Dawno dawno temu z powodów technicznych espresso u mnie przez jakiś czas nie było, a głód kawy był.
Jako, że głód kawy pozostał, więc trzeba było coś wymyślić. I tu w łapy wpadł mi gratis od Antonio
paczuszka zatytułowana Kawa do dripu, szklanki, moki, FP, aeropresu. Jako że dripa nie mam, jeszcze teraz go nie kupię, ale filmów na YT się naoglądałem to poszedłem za ciosem. Na pierwszy ogień filtr inspirowany podajże Chemexem
- robię go z mocnego ręcznika papierowego, dodatkowo zabezpieczając "wylewkę" drugim mniejszym filtrem. Robię takie coś z jednego świstak ręcznika plus drugie mniejsze z 1/4 świstka:
Wkładam większy w mniejszy i taki filtr ładuję do
Żywieckieg Drippera, czyli uciętej butelki po wodzie Żywiec, niegazowanej :ugeek: Do filtra sypię 15-20 gr kawy zmielonej nieco grubiej niż do ekspresu, zalewam 50 ml gorącej wody celem pre-infuzji. W tym czasie wylot butelki jest zakręcony korkiem
Po 30 sekundach pre-infuzja jest skończona, korek odkręcam i zaczyna sobie kawa lecieć do dzbanka. Teraz powoli dolewam 100-150 ml wodyi czekam aż wszystko przeleci. Całość trwa około 4-5 minut.

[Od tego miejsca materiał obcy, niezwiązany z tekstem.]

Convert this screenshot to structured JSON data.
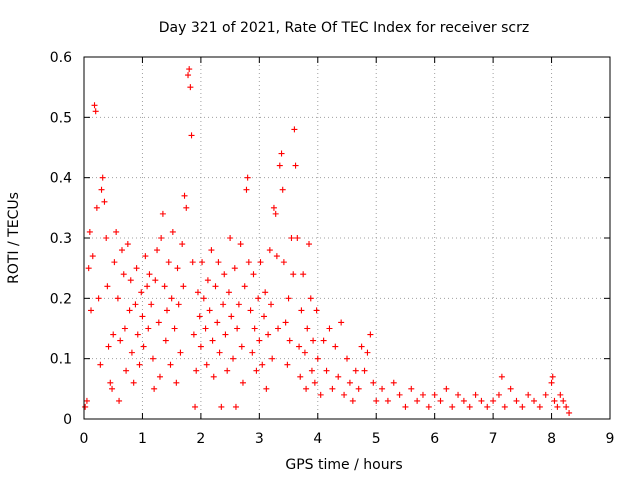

Gdy przestanie kapać rozlewam kawę do filiżanek, małżonce dolewam mleka i cieszymy się dobrą kawą - lepszą niż produkuje EA120, nie tak bogatą w smaki jak z EA150. No ale mam kawę w kubku
Zamiast ręcznika papierowego można użyć filtra do ekspresu przelewowego. Polecam eksperymenty z temperaturą wody.